We can’t deny the fact that money plays a vital role in your marriage life. You won’t be surprised if this subject will always be part of any happy marriage secrets posted online or in prints. Money can be a source of conflicts between newlyweds.

Do not be afraid to talk about money with each other. Identify how each of your personalities in handling money can work for your marriage. Plan on meeting your goals and dreams together. Be realistic and use your money wisely. Don’t let the one of you be superior to the other when it comes to money. It is vital that you are both equal money earners and contributors. If you have problems managing your finances then seek help and hire an accountant/financial advisor. Try to avoid “lavish spending” regardless whether you have money or not. Discuss with one another and don’t hide any financial details from each other. If you hide then you shouldn’t be married because obviously there is no trust in such a relationship.


Family and Friends are Important Too

The secret of a happy marriage is not just between you two. Friends and family also contribute to marital bliss. If you have friends that both accept your union, then chances are higher for you to have a long lasting marriage than when you have no friends or family to turn to or look up to. Having friends and family relieves the pressure off from you suffering from common marital problems like boredom, loss of interest etc. If you have issues do not keep it to yourself but instead let it all out. Make it work, even if it equates to marriage counselling. It helps if you talk about your issues with your partner, your friends, and even with your family. Bear this in mind that marriage is not as easy as any one may think.


Make Everyday Different, Change Your Routine

Don't be afraid to talk about changing things and making plans. You can change roles and scratch off the traditional way, go ahead and exchange housework and divide work fairly. Be spontaneous, be flirty with one another, play a sport or go sailing or anything that you don’t normally do. Share each other’s hobbies and interest. For example if you like golf and your other half like football then participate in each other’s hobbies. Go to a golf game or play fantasy football, whatever to keep you active and motivated.


No Secrets, No lies.

Do not expect your spouse to be a mind reader. At first you will feel uncomfortable to share your feelings, your thoughts, desires, and expectations. But in time, you must develop trust to your partner just as they develop trust towards you. This is important because together you can create a bond where he or she can reveal his or her emotions, thoughts, ideas, and expectations without any reservations. Be a good listener if he or she only needs a listening ear. Acceptance, deeper understanding, knowing that you’re safe and that you’re closer is the result of an open, honest talk and “really” listening to your partner.
Before you got married, you may have kept secrets from each other. Please understand that every marriage has secrets, but secrets do not remain hidden for long. Sooner or later secrets always come out in the least expected way. So, it is much better for both of you to let it all out in the open to spare yourself the misery of discovering a secret.

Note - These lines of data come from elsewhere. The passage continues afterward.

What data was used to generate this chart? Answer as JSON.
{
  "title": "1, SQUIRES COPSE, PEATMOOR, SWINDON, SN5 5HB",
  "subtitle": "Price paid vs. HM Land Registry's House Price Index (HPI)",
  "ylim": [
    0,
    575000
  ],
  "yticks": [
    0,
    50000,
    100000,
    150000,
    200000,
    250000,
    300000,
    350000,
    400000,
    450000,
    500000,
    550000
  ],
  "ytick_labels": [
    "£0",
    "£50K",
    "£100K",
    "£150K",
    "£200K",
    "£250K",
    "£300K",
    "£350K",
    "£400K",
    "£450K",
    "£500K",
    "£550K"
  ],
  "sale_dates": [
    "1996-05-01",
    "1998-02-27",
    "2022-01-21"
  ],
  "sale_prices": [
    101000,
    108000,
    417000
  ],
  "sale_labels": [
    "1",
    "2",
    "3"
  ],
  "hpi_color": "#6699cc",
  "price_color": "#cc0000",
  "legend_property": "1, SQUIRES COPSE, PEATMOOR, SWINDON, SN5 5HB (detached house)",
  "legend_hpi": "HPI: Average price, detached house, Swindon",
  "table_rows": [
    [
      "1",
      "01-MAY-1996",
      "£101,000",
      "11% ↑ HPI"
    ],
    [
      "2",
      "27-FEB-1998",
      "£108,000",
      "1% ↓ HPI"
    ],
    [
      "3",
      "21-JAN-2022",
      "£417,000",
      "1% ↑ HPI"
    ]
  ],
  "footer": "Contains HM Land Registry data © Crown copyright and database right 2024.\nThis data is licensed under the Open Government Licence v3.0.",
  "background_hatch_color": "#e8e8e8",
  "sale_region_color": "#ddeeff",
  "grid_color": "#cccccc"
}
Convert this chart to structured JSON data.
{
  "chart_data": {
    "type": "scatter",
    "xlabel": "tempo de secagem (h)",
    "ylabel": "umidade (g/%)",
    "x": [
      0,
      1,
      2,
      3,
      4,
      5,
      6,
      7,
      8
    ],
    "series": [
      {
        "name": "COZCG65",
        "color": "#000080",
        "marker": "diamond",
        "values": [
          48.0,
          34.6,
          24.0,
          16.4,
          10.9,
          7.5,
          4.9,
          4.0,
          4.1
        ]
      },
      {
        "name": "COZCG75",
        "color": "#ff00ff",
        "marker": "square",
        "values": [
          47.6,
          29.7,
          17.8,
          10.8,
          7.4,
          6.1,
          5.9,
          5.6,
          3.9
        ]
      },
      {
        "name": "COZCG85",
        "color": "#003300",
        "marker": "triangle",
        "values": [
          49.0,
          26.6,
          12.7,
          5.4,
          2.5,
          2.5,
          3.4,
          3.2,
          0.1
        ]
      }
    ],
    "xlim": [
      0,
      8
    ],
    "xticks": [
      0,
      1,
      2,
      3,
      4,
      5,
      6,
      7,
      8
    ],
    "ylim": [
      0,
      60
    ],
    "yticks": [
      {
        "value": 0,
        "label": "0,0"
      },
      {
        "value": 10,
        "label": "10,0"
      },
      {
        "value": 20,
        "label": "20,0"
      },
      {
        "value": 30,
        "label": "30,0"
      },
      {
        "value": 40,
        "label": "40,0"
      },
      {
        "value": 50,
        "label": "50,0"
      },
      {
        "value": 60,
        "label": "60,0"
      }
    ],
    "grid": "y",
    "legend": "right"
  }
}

Do not lie to one another. Lying is one common trait in every marriage and although you can get away with a few white lies, those white lies pile up to the point where you just can’t lie anymore. As they say, honesty is the best policy, so use that policy in your marriage.

So, if you’ve been wondering why your marriage is on the rocks, have a look through these simple ideologies and relate to the ones that affect you and fix it. Marriage was invented so that the two people involved would be happy and it can still be the case. It’s up to you and your partner and the circumstances that led you to marriage. There are people out there that have been married for over 80 years, so it is possible to have a happy marriage. All you need is perseverance, patience, love and tolerance!

Remember your vows - “to be one heart and one soul, from this day forward, for better, for worse, for richer, for poorer, in sickness and in health, until death do us part.” Giving up marriages has become an option for a lot of people but it shouldn’t be that way. Marriage is binding so if you can’t handle it, then don’t get married!